Não! Não se assuste: eu não me tornei ateu. A
pergunta expressa no título é retórica, e eu poderia deixar o esclarecimento
dela somente para o final deste texto. Mas...
Acontece que é frequente ouvirem-se muitas pessoas
que afirmam de modo categórico: — Eu
acredito em Deus. Não há quem não tenha ouvido — ou falado — isso.
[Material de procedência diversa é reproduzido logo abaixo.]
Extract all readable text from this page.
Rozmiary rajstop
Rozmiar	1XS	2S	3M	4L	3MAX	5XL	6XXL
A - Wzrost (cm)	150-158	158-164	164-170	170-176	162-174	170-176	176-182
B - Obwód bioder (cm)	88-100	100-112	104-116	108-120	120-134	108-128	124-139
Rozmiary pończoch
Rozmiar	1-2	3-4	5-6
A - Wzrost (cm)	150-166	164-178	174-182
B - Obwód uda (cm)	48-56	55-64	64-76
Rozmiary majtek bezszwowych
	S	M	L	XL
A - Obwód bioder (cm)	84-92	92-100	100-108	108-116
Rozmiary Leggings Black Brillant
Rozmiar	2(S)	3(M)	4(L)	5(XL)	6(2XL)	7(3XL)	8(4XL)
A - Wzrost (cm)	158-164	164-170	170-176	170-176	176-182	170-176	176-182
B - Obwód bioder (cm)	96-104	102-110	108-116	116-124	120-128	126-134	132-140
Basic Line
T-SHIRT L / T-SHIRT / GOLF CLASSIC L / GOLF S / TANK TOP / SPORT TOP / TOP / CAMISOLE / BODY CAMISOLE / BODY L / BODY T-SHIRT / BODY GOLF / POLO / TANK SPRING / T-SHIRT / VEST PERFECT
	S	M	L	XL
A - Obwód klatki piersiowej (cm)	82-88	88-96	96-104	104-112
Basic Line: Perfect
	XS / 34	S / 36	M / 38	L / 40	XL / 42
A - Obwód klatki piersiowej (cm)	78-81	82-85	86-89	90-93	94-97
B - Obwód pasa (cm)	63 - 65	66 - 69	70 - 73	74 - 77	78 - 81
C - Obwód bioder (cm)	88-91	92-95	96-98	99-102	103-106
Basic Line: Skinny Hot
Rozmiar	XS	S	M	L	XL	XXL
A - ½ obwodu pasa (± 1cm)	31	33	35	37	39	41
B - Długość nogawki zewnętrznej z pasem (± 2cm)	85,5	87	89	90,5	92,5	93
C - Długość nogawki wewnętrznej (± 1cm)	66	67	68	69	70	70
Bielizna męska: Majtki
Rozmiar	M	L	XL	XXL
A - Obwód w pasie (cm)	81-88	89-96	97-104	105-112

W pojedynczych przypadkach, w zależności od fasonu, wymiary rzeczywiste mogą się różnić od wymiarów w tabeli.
É também verdade que as gentes não são muito interessadas
no “sabor” das palavras: usam-nas como quem se alimenta do trivial, sem dar
atenção ao tempero ou ao preparo que elas merecem. Palavras têm sabor, têm
cheiro, causam efeito no leitor/ouvinte.
Não cultivo o hábito de ter nos dicionários
uma fonte inequívoca dos significados (e esse não é, de fato, o papel deles),
uma vez que eles não impõem significados; orientam-nos na direção aproximada
dos diversos sentidos. O “sabor” das palavras se marca pelo contexto em que se
empregam. Por isso, atrevo-me a pôr em discussão o emprego do verbo acreditar no lugar do crer.
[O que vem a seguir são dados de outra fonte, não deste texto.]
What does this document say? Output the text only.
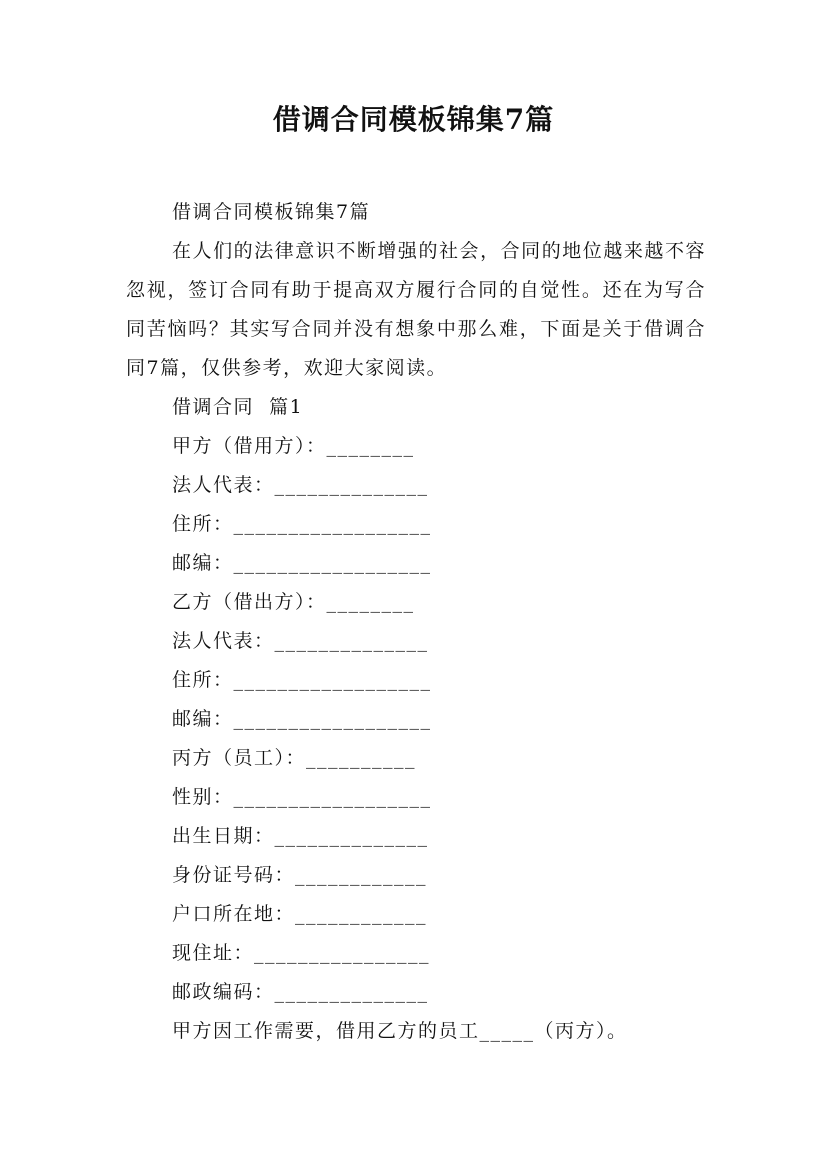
借调合同模板锦集7篇

借调合同模板锦集7篇

在人们的法律意识不断增强的社会，合同的地位越来越不容忽视，签订合同有助于提高双方履行合同的自觉性。还在为写合同苦恼吗？其实写合同并没有想象中那么难，下面是关于借调合同7篇，仅供参考，欢迎大家阅读。

借调合同  篇1

甲方（借用方）：________

法人代表：______________

住所：__________________

邮编：__________________

乙方（借出方）：________

法人代表：______________

住所：__________________

邮编：__________________

丙方（员工）：__________

性别：__________________

出生日期：______________

身份证号码：____________

户口所在地：____________

现住址：________________

邮政编码：______________

甲方因工作需要，借用乙方的员工_____（丙方）。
Que sentença evidencia melhor o sentido de
alguém se curvar à hegemonia divina: acreditar em Deus ou crer em Deus? O Dicionário Gramatical de Verbos, na
edição de 1992, coordenada por Francisco da Silva Borba, aponta significados
bem próximos para ambos os verbos.
Dentro do que interessa a este assunto,
pode-se aceitar a informação de que os dois verbos requerem um sujeito experimentador (aquele que
afirma por experiência pessoal). Assim, considera-se indiferente a noção
primeira atribuída a “crer” ou a “acreditar” em Deus.
Levando-se em conta, entretanto, o sabor e o
matiz das palavras, pode-se dizer que “acreditar” signifique “dar crédito”,
“apoiar”, “avalizar”; atitudes que, definitivamente, não se aplicam à
referência ao Deus Todo-Poderoso. Deus não precisa do crédito humano!
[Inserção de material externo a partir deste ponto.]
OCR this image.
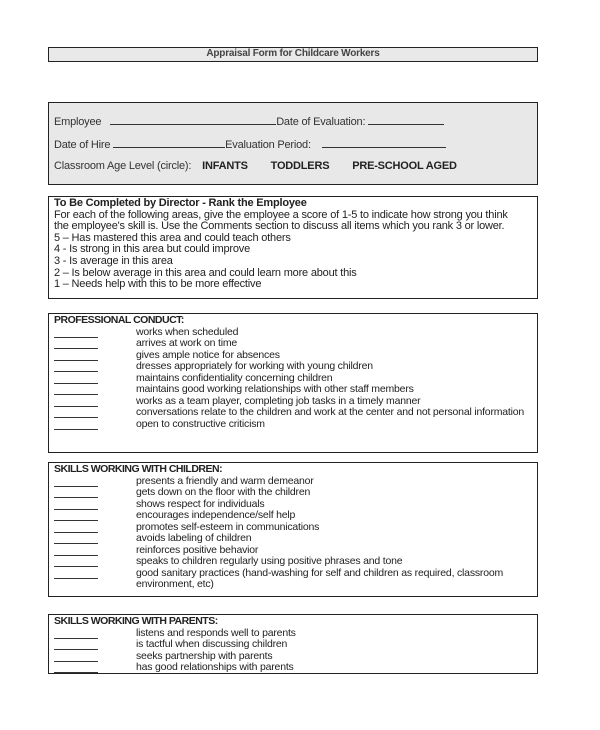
Appraisal Form for Childcare Workers
Employee	Date of Evaluation:
Date of Hire	Evaluation Period:
Classroom Age Level (circle): INFANTS TODDLERS PRE-SCHOOL AGED
To Be Completed by Director - Rank the Employee
For each of the following areas, give the employee a score of 1-5 to indicate how strong you think
the employee's skill is. Use the Comments section to discuss all items which you rank 3 or lower.
5 – Has mastered this area and could teach others
4 - Is strong in this area but could improve
3 - Is average in this area
2 – Is below average in this area and could learn more about this
1 – Needs help with this to be more effective
PROFESSIONAL CONDUCT:
works when scheduled
arrives at work on time
gives ample notice for absences
dresses appropriately for working with young children
maintains confidentiality concerning children
maintains good working relationships with other staff members
works as a team player, completing job tasks in a timely manner
conversations relate to the children and work at the center and not personal information
open to constructive criticism
SKILLS WORKING WITH CHILDREN:
presents a friendly and warm demeanor
gets down on the floor with the children
shows respect for individuals
encourages independence/self help
promotes self-esteem in communications
avoids labeling of children
reinforces positive behavior
speaks to children regularly using positive phrases and tone
good sanitary practices (hand-washing for self and children as required, classroom environment, etc)
SKILLS WORKING WITH PARENTS:
listens and responds well to parents
is tactful when discussing children
seeks partnership with parents
has good relationships with parents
Por outro lado, “crer” denota que a
fragilidade do experimentador confia
na supremacia do Criador, além de expressar a mais absoluta dependência dele.
Quem acredita apoia, dá um voto, põe-se na
posição de agente de um processo; assume ares de independência. Já o que crê
confia de modo absoluto; assume atitude subalterna, espera com segurança, na
certeza de que há poder naquele em quem deposita a crença.
À vista do exposto, fica fácil distinguir que
as pessoas submetidas ao senhorio divino costumam declarar sua crença em Deus; isto
é, crêem apoiados na fé inabalável, porque esperam dele, confiam nele, aguardam
as decisões dele. Um dos maiores exemplos da crença em Deus é o salmista Davi.
Ele diz: “Pereceria, sem dúvida, se não
cresse que veria os bens do Senhor na terra dos viventes” (Sl 27: 13).
Os que não colocam em Deus a sua total
confiança vão, no máximo, dizer que “acreditam”: dão algum crédito ao Todo-Poderoso,
e o seu crédito é, em geral, volúvel: passível de outras orientações. O Senhor
Jesus aplicou o verbo acreditar (no sentido de apoiar, dar crédito) quando
orientou: “E, então, se alguém vos
disser: Eis aqui o Cristo, ou: Ei-lo ali, não acrediteis”. (grifo
meu). (Mc 13: 21).
De um modo geral, os que acreditam em Deus
estão a um passo de se incluírem na sociedade dos néscios. Por isso, eu CREIO em Deus. E você?
Com relação ao uso das palavras, é bom
desistir do “tanto faz”. Sempre haverá diferença importante.